THE Fianna Fáil Spokesperson on Disability, Margaret Murphy O’Mahony has said that the south of the country is being left behind in terms of disability services by the HSE and Department of Health.
Deputy Murphy O’Mahony was making the comments following oral questions in the Dáil with the Minister for Disability, Finian McGrath.
“Time, and time again, it has been estimated that Ireland, as a country, requires at least 270 rehabilitative beds for people living with neurological disabilities such as Parkinson’s Disease and multiple sclerosis, as well as people who living with the after effects of stroke or acquired brain injury.
“At present, we have less than half this number, and all of them are located in Dublin, at the National Rehabilitation Hospital.
“Over 25% of all referrals to the National Rehabilitation Hospital originate from the south of the country.
“When hospitals in Cork and Kerry were reconfigured in 2011, it was recommended that a consultant in rehabilitation medicine, shared between the HSE south and the National Rehabilitation Hospital, would be located in the south of the country.
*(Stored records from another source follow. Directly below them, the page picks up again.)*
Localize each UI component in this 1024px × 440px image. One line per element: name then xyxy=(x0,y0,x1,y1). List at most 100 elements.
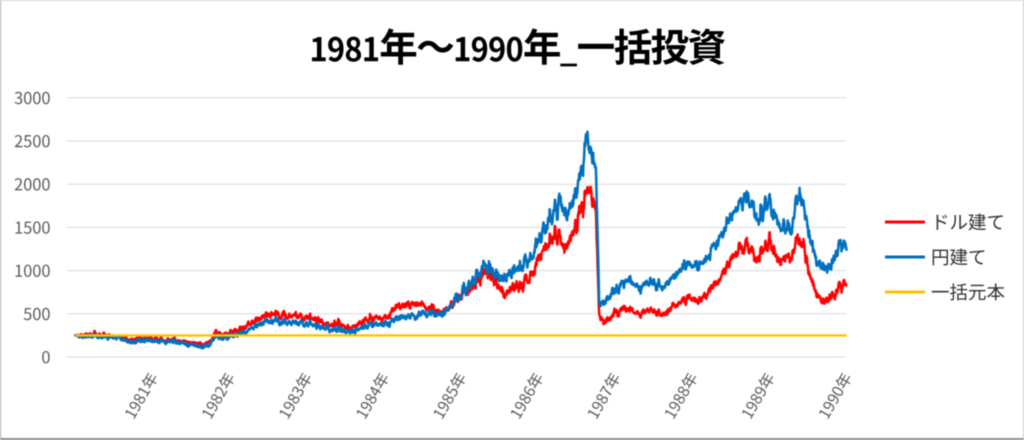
glyph xyxy=(295,372,311,389)
glyph xyxy=(835,372,851,389)
glyph xyxy=(417,40,454,53)
glyph xyxy=(372,372,388,389)
y-tick-label: 500 xyxy=(1,304,50,324)
glyph xyxy=(14,91,23,105)
glyph xyxy=(677,386,690,397)
glyph xyxy=(827,394,839,405)
series-dollar xyxy=(74,185,848,348)
glyph xyxy=(15,264,23,277)
y-tick-label-glyphs xyxy=(14,91,50,105)
glyph xyxy=(138,387,151,397)
glyph xyxy=(288,394,300,404)
glyph xyxy=(450,372,465,389)
x-tick-label-glyphs xyxy=(125,372,157,420)
glyph xyxy=(987,283,1005,301)
y-tick-label-glyphs xyxy=(14,178,50,191)
glyph xyxy=(578,43,614,49)
glyph xyxy=(596,394,608,404)
glyph xyxy=(442,394,454,404)
glyph xyxy=(560,63,577,67)
glyph xyxy=(283,401,295,412)
chart-title: 1981年～1990年_一括投資 xyxy=(295,27,739,81)
x-tick-label-glyphs xyxy=(356,372,388,420)
legend-label-glyphs xyxy=(931,283,1005,301)
glyph xyxy=(215,386,228,398)
glyph xyxy=(510,409,523,420)
glyph xyxy=(932,249,948,266)
glyph xyxy=(950,248,968,266)
glyph xyxy=(211,394,223,404)
x-tick-label-glyphs xyxy=(742,372,774,420)
glyph xyxy=(489,36,505,62)
x-tick-label-glyphs xyxy=(433,372,465,420)
glyph xyxy=(588,409,601,420)
glyph xyxy=(519,394,531,404)
legend-label-glyphs xyxy=(932,248,985,266)
y-tick-label: 2500 xyxy=(1,131,50,151)
x-tick-label-glyphs xyxy=(279,372,311,420)
glyph xyxy=(651,28,689,65)
glyph xyxy=(524,385,535,396)
series-yen xyxy=(74,130,848,350)
glyph xyxy=(673,394,685,404)
glyph xyxy=(832,386,844,396)
legend-label: 一括元本 xyxy=(931,279,1007,306)
glyph xyxy=(445,385,458,397)
glyph xyxy=(312,36,326,62)
glyph xyxy=(370,386,382,397)
glyph xyxy=(758,372,774,389)
glyph xyxy=(356,409,369,420)
glyph xyxy=(599,385,612,396)
x-tick-label-glyphs xyxy=(665,372,697,420)
glyph xyxy=(515,401,526,412)
glyph xyxy=(669,401,681,412)
x-tick-label-glyphs xyxy=(510,372,542,420)
glyph xyxy=(360,401,372,412)
y-tick-label: 3000 xyxy=(1,88,50,108)
glyph xyxy=(471,36,488,62)
glyph xyxy=(380,28,417,65)
legend-swatch xyxy=(885,291,925,294)
glyph xyxy=(345,36,362,62)
glyph xyxy=(506,36,523,62)
glyph xyxy=(23,135,32,148)
legend-label-glyphs xyxy=(936,213,1003,231)
glyph xyxy=(14,178,23,191)
glyph xyxy=(931,290,949,293)
glyph xyxy=(592,401,604,412)
glyph xyxy=(688,28,725,65)
glyph xyxy=(125,409,138,420)
glyph xyxy=(23,307,32,321)
glyph xyxy=(433,409,446,420)
glyph xyxy=(742,409,755,420)
glyph xyxy=(23,221,32,234)
glyph xyxy=(455,36,470,62)
legend-label: ドル建て xyxy=(931,209,1007,236)
legend-label: 円建て xyxy=(931,244,988,271)
glyph xyxy=(819,409,832,420)
glyph xyxy=(133,394,146,404)
glyph xyxy=(968,213,986,231)
legend-swatch xyxy=(885,221,925,224)
y-tick-label: 0 xyxy=(1,347,50,367)
glyph xyxy=(129,401,141,412)
y-tick-label: 2000 xyxy=(1,174,50,194)
glyph xyxy=(202,409,215,420)
glyph xyxy=(604,372,620,389)
glyph xyxy=(950,215,968,230)
glyph xyxy=(614,28,652,65)
y-tick-label-glyphs xyxy=(23,307,50,321)
glyph xyxy=(14,134,23,148)
y-tick-label-glyphs xyxy=(15,221,50,234)
glyph xyxy=(969,250,985,265)
glyph xyxy=(279,409,292,420)
glyph xyxy=(527,372,542,389)
glyph xyxy=(681,372,697,389)
glyph xyxy=(15,221,23,234)
glyph xyxy=(365,394,377,404)
glyph xyxy=(968,284,986,301)
x-tick-label-glyphs xyxy=(588,372,620,420)
glyph xyxy=(665,409,678,420)
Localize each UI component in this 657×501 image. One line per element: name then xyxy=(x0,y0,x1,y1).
“Five years later, and we are still waiting. It makes no sense to completely centralise all our rehabilitation beds in one city when there is ample scope for facility in other parts of the country.
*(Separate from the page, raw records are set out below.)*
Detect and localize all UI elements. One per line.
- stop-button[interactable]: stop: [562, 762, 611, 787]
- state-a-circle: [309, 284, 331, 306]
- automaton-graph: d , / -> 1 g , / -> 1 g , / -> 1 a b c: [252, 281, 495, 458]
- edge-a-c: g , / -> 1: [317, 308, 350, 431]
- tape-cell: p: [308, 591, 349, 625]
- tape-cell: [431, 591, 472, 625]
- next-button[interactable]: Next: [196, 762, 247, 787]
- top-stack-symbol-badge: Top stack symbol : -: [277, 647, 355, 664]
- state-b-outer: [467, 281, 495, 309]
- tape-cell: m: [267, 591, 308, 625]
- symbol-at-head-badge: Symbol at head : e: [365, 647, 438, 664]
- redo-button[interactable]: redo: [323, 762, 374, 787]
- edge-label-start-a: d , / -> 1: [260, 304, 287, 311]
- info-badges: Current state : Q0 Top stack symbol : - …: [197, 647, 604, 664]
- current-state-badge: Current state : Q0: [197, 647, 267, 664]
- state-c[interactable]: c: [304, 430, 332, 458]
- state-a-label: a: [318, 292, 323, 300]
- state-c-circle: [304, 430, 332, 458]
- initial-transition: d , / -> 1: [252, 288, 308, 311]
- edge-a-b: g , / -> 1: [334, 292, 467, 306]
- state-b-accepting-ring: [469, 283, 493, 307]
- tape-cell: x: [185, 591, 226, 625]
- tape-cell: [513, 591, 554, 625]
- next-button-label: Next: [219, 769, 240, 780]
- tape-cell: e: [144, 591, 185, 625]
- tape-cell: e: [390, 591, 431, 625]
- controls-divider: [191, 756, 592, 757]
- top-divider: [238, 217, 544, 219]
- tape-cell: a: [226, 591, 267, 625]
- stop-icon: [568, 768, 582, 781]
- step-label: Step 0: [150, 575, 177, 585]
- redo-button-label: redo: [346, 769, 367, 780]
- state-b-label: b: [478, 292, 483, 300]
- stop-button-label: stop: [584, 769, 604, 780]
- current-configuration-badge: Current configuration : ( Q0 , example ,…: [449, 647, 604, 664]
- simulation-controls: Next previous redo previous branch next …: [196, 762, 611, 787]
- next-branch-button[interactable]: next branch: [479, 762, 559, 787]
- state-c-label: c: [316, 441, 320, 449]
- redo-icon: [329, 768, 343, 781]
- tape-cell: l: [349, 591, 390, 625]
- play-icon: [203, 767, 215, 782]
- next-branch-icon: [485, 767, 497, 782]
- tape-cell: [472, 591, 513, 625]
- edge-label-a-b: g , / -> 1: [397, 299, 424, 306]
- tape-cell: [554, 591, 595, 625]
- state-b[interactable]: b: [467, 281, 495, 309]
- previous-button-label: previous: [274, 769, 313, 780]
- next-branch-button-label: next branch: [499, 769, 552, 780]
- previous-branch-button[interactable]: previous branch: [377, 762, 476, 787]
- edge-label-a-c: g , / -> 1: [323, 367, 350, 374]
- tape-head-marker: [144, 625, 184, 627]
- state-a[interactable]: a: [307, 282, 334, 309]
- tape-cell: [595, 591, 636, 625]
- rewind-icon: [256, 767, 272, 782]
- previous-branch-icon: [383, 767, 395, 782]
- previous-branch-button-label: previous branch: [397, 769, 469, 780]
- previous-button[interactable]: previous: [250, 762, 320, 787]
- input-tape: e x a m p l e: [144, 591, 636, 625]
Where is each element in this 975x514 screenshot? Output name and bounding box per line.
“I am disappointed by the Minister’s reply to me. He says that his, and the Department’s current priority, is the replacement of beds at the National Rehabilitation Hospital in Dublin.
“While additional capacity should always be welcomed, it’s missing the point that we need these beds in the south of the country.
“Why are we forcing people with disabilities to travel long distances to Dublin? It doesn’t make sense to me.
“I have been informed that HSE’s South/South West Hospital Group is currently considering the development of a regional specialist rehabilitation services in the South. This cannot be delivered quickly enough, and I will continue to press the Minister to deliver on this project,” concluded Murphy O’Mahony.